According to Sacramento State, the overall graduation rate for “the freshmen cohort of 2003 and transfer cohort for 2005 are 43 percent and 60 percent.” At UC Davis, as of 2004, 34 percent of entering first-years students graduated in four years, and 79 percent in six years. Read the report at www.ncaa.org. (Hugh Biggar)
Second Saturday after darkMidtown neighborhood activists took to the Internet this past Monday morning, firing off a flood of e-mail missives to law enforcement and local media complaining about vandalism and drunken nuisance in the late hours following August’s Second Saturday.
Specifically, residents cited public urination and defecation, vandalism to cars and homes, and excessive noise well past 3 a.m. Residents also complained that city police dispatchers were unavailable during these hours.
“Downtown’s always a struggle between the neighborhoods and entertainment,” says city police Sgt. Norm Leong, who notes that Second Saturday is “still a really good event” but police resources are limited. At most, only 20 on-duty officers work Second Saturdays, which draws upward of 15,000.

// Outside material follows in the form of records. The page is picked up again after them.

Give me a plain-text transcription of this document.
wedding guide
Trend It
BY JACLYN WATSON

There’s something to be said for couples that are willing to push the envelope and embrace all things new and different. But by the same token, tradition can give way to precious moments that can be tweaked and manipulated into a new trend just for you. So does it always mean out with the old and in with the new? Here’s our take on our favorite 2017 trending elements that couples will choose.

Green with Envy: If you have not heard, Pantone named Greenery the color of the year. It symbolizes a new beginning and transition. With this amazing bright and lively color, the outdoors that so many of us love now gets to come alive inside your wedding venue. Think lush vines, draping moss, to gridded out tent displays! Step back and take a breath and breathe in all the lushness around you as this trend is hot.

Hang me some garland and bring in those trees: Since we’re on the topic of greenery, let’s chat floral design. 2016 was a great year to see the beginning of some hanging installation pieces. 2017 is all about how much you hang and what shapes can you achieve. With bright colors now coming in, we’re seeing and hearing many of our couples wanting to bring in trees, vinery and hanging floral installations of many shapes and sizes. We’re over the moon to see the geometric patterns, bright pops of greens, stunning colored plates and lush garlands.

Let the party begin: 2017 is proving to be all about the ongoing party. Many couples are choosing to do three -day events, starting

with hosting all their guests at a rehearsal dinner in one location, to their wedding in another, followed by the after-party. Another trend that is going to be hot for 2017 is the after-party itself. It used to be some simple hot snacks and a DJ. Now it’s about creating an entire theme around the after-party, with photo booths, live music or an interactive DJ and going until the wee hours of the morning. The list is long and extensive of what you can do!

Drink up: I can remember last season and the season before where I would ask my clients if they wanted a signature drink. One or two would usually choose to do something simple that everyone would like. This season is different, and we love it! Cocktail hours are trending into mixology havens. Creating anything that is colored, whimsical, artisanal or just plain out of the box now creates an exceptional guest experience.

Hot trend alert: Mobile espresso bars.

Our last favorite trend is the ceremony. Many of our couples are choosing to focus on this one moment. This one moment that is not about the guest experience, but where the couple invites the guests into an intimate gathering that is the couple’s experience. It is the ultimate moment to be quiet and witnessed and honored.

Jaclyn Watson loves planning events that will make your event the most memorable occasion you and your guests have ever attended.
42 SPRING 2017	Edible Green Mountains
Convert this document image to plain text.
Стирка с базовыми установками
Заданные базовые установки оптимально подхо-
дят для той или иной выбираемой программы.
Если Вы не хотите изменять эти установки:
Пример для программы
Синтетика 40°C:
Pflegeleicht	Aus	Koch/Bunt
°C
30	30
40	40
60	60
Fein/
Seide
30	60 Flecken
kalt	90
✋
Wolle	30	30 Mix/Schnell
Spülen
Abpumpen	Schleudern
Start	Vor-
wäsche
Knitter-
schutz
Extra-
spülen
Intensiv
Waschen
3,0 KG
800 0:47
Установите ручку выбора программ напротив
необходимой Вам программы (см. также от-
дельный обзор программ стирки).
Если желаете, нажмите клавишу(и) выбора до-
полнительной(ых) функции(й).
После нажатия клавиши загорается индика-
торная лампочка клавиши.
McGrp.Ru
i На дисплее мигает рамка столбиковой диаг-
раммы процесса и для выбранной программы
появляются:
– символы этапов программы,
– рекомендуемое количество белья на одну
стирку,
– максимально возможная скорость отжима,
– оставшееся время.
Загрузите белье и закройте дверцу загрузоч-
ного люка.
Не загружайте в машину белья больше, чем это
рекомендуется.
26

City police attended last Monday’s Neighborhood Advisory Group meeting and are reviewing resident concerns. (Nick Miller)
No buzzThe Sacramento Bee unleashed its first iPhone application recently, which you can download for free. Users complain that there’s no commenting feature for mobile-friendly trolls and that it lacks iPad-level resolution. And Bee scribes surely must be miffed that stories do not feature their bylines—except on yarns by columnists such as Marcos Breton.
Most iPhone users likely will stick with the Bee’s pre-existing mobile site. For instance, if you want to check, say, movie showtimes, the Bee app simply reroutes content from its mobile site, anyway. (N.M.)